We have to confront white supremacy in our own communities

In June of last year, after the killing of George Floyd and among the global protests that sought to confront the legacies of white supremacy, individuals gathered along First Street in the city of Snohomish with the claim that they would protect local businesses from any “potential threats.” (This was despite the fact that more than 93 percent of protests across the United States had been peaceful. However, the belief that there may be an eruption of violence more than 30 miles north of the nearest major city persisted.)

Individuals wore bulletproof vests with assault rifles draped across their chests and, in the midst of a pandemic, face coverings were few and far between.
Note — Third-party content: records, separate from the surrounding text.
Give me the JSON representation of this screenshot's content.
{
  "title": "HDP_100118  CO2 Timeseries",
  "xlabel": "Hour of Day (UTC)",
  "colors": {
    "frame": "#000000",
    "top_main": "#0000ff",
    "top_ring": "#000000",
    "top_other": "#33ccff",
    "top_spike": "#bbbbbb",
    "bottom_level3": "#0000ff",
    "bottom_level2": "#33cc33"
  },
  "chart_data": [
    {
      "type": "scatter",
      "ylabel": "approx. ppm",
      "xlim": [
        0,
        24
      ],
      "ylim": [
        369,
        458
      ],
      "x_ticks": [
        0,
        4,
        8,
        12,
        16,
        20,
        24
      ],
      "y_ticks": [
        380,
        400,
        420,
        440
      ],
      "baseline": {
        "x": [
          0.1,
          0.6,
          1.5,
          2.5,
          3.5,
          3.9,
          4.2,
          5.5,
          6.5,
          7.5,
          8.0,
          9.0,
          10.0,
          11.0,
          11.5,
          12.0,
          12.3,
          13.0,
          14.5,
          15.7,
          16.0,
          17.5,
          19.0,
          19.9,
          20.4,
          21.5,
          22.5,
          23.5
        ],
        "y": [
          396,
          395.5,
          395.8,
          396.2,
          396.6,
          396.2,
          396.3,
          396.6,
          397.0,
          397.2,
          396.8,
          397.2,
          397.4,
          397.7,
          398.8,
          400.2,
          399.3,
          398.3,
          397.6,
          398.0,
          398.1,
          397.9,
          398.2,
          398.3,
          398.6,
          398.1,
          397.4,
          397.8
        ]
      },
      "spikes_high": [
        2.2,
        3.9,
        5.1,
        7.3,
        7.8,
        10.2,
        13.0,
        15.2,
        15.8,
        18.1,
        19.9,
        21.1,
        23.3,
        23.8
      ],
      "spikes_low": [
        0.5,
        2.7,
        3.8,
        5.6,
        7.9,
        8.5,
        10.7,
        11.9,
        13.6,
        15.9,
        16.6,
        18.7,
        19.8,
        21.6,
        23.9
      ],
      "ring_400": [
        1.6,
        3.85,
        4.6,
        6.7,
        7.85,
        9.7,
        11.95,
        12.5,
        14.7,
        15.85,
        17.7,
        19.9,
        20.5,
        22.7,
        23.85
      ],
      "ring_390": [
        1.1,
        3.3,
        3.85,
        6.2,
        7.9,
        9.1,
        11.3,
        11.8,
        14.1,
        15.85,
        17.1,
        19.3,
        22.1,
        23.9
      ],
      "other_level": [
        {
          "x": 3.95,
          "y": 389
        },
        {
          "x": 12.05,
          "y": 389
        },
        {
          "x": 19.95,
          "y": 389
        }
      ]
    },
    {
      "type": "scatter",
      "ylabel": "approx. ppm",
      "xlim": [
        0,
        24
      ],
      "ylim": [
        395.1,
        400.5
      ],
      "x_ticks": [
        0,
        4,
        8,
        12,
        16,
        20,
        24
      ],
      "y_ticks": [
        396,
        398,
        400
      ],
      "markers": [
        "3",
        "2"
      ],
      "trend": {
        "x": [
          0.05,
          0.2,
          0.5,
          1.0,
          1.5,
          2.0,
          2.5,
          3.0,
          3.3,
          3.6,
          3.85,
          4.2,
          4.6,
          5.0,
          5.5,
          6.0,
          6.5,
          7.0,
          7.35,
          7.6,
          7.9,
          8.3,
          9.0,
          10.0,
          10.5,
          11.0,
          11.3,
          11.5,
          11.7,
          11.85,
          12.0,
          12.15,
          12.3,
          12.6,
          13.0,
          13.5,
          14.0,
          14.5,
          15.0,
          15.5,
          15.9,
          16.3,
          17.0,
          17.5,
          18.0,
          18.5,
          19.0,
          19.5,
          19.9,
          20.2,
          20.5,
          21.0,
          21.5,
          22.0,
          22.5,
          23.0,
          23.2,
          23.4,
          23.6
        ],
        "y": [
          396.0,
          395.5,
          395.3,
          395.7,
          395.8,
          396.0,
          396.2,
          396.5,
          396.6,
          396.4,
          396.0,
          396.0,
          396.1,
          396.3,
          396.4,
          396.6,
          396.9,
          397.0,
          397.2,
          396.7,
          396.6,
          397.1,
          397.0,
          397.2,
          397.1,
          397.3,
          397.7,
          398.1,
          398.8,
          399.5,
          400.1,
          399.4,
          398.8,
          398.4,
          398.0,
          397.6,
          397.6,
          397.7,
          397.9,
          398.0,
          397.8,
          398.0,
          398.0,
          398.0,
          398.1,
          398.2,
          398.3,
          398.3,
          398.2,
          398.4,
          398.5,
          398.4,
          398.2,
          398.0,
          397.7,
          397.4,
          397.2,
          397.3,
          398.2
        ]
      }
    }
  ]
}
The Confederate flag, the symbol of the vanquished losers of the American Civil War, was visible. This was an example not of mere white privilege but of outright white supremacy. This show of white supremacy, while remaining physically non-violent, did not occur in our nation’s capital but in our own backyard; reported not by national news organizations on loop but by shocked local citizens on social media.

If we are to confront the legacies of white supremacy in this nation then we must begin the process in our local communities. The mob of rioters who stormed the Capitol building were not individuals who make up a small minority political faction in some far-off place. Rather, these were individuals who have served in our nation’s military, local law enforcement, and various private sectors.

It is time for the residents of Snohomish County to come toe-to-toe with the legacies and current manifestations of white supremacy that have, and continue to, plague our nation. This begins with rejecting the lies and behavior of Donald J. Trump and those in the Republican Party who have brought our democracy to the brink of its fall.